What made Sam so famous? Beginning in 1945, he worked for four years as an announcer and sound engineer for radio station WREC, in Memphis. But in January 1950, Phillips decided to open his own business called the “Memphis Recording Service”. He let amateurs record which drew performers such as B.B. King, Junior Parker, and Howlin’ Wolf, who made their first recordings there. Phillips then sold the recordings to larger labels.

Soon thereafter, Phillips started his own record label called “Sun Record Company”. The rest is somewhat a Forest Gump type story as Phillips becomes a massively famous American record producer with Sun Records in Memphis, Tennessee, producing recordings by Elvis Presley, Roy Orbison, Jerry Lee Lewis, Carl Perkins, Johnny Cash, and Howlin’ Wolf.  
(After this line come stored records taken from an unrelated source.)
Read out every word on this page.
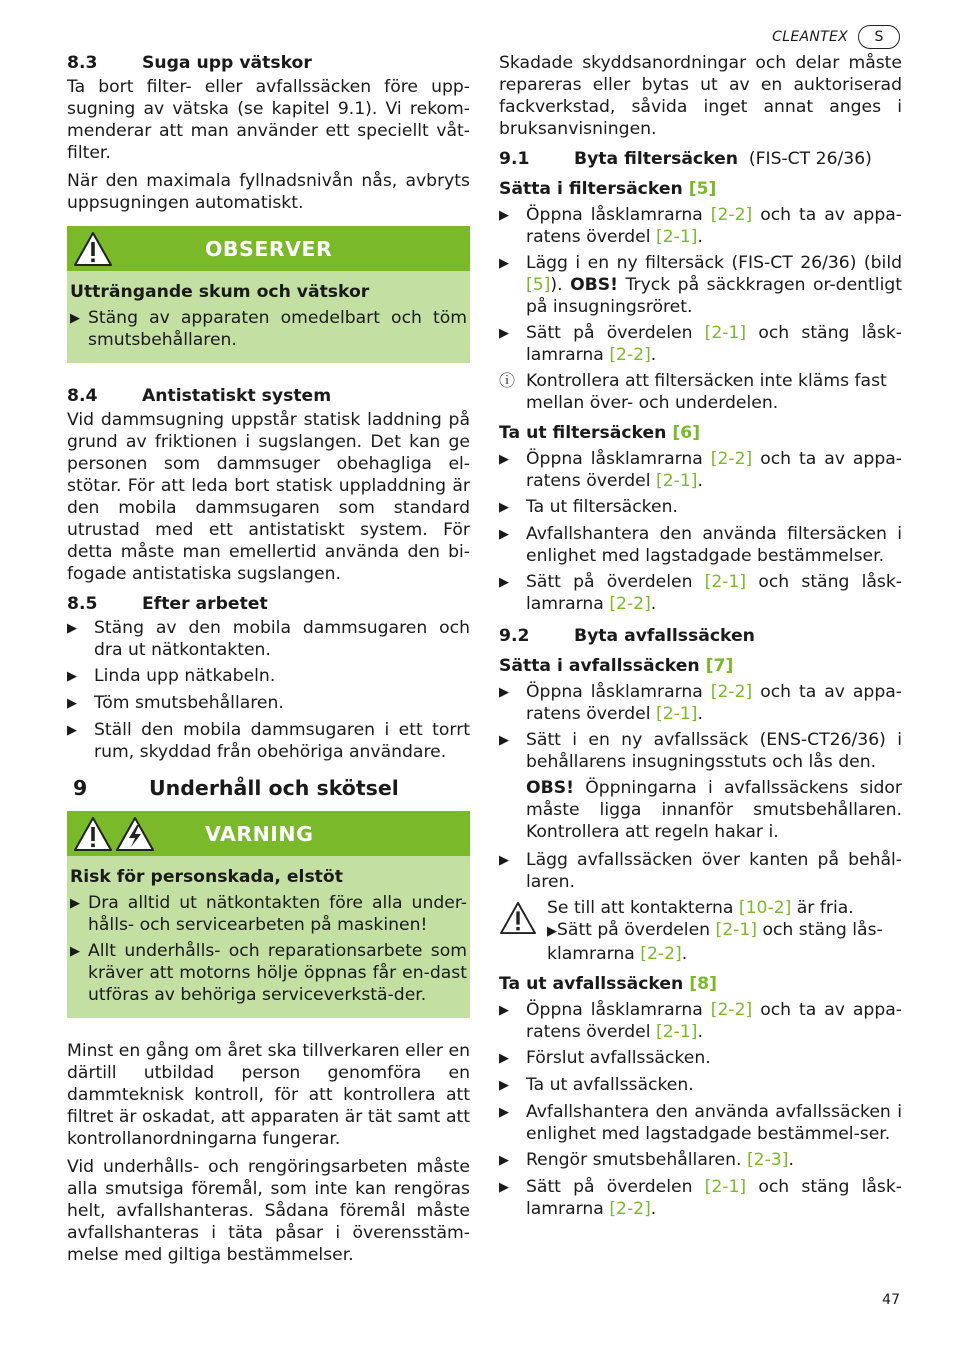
CLEANTEX	S
8.3	Suga upp vätskor

Ta bort filter- eller avfallssäcken före upp-sugning av vätska (se kapitel 9.1). Vi rekom-menderar att man använder ett speciellt våt-filter.

När den maximala fyllnadsnivån nås, avbryts uppsugningen automatiskt.

OBSERVER
Utträngande skum och vätskor
▶ Stäng av apparaten omedelbart och töm smutsbehållaren.
8.4	Antistatiskt system

Vid dammsugning uppstår statisk laddning på grund av friktionen i sugslangen. Det kan ge personen som dammsuger obehagliga el-stötar. För att leda bort statisk uppladdning är den mobila dammsugaren som standard utrustad med ett antistatiskt system. För detta måste man emellertid använda den bi-fogade antistatiska sugslangen.

8.5	Efter arbetet
▶ Stäng av den mobila dammsugaren och dra ut nätkontakten.
▶ Linda upp nätkabeln.
▶ Töm smutsbehållaren.
▶ Ställ den mobila dammsugaren i ett torrt rum, skyddad från obehöriga användare.
9	Underhåll och skötsel
VARNING
Risk för personskada, elstöt
▶ Dra alltid ut nätkontakten före alla under-hålls- och servicearbeten på maskinen!
▶ Allt underhålls- och reparationsarbete som kräver att motorns hölje öppnas får en-dast utföras av behöriga serviceverkstä-der.

Minst en gång om året ska tillverkaren eller en därtill utbildad person genomföra en dammteknisk kontroll, för att kontrollera att filtret är oskadat, att apparaten är tät samt att kontrollanordningarna fungerar.

Vid underhålls- och rengöringsarbeten måste alla smutsiga föremål, som inte kan rengöras helt, avfallshanteras. Sådana föremål måste avfallshanteras i täta påsar i överensstäm-melse med giltiga bestämmelser.

Skadade skyddsanordningar och delar måste repareras eller bytas ut av en auktoriserad fackverkstad, såvida inget annat anges i bruksanvisningen.

9.1	Byta filtersäcken
(FIS-CT 26/36)
Sätta i filtersäcken [5]
▶ Öppna låsklamrarna [2-2] och ta av appa-ratens överdel [2-1].
▶ Lägg i en ny filtersäck (FIS-CT 26/36) (bild [5]). OBS! Tryck på säckkragen or-dentligt på insugningsröret.
▶ Sätt på överdelen [2-1] och stäng låsk-lamrarna [2-2].
ⓘ Kontrollera att filtersäcken inte kläms fast mellan över- och underdelen.
Ta ut filtersäcken [6]
▶ Öppna låsklamrarna [2-2] och ta av appa-ratens överdel [2-1].
▶ Ta ut filtersäcken.
▶ Avfallshantera den använda filtersäcken i enlighet med lagstadgade bestämmelser.
▶ Sätt på överdelen [2-1] och stäng låsk-lamrarna [2-2].
9.2	Byta avfallssäcken
Sätta i avfallssäcken [7]
▶ Öppna låsklamrarna [2-2] och ta av appa-ratens överdel [2-1].
▶ Sätt i en ny avfallssäck (ENS-CT26/36) i behållarens insugningsstuts och lås den.

OBS! Öppningarna i avfallssäckens sidor måste ligga innanför smutsbehållaren. Kontrollera att regeln hakar i.

▶ Lägg avfallssäcken över kanten på behål-laren.
Se till att kontakterna [10-2] är fria.
▶Sätt på överdelen [2-1] och stäng lås-klamrarna [2-2].
Ta ut avfallssäcken [8]
▶ Öppna låsklamrarna [2-2] och ta av appa-ratens överdel [2-1].
▶ Förslut avfallssäcken.
▶ Ta ut avfallssäcken.
▶ Avfallshantera den använda avfallssäcken i enlighet med lagstadgade bestämmel-ser.
▶ Rengör smutsbehållaren. [2-3].
▶ Sätt på överdelen [2-1] och stäng låsk-lamrarna [2-2].
47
In fact, many historians credit Phillips with launching the career of Elvis. On 18 July 1953, the eighteen-year-old Presley dropped into the studio to record an acetate for his mother’s birthday. A friend thought she heard some talent in the young truck driver’s voice, and so she introduced Phillips to Elvis. It was in 1954 that they released Elvis’s first smash hit, “That’s Alright Mama”. While still not known outside the South, Presley’s singles and regional success became a big draw for Sun Records, as hopeful crooners soon arrived from all over the region. Singers such as Sonny Burgess, Charlie Rich, Junior Parker, Billy Lee Riley and others, like Jerry Lee Lewis, BB King, Johnny Cash, Roy Orbison, and Carl Perkins, all became stars for Sun Records.

Phillips also became known as a very shrewd investor. He owned several radio stations and various restaurants. It’s also rumored that he was one of the first large investors in a motel chain that was about to expand into a nationwide franchise, Holiday Inn. Who would have ever guessed a high school dropout from a small farm in Alabama would have such a strange and storied career. You just never know where the path may lead… enjoy the journey!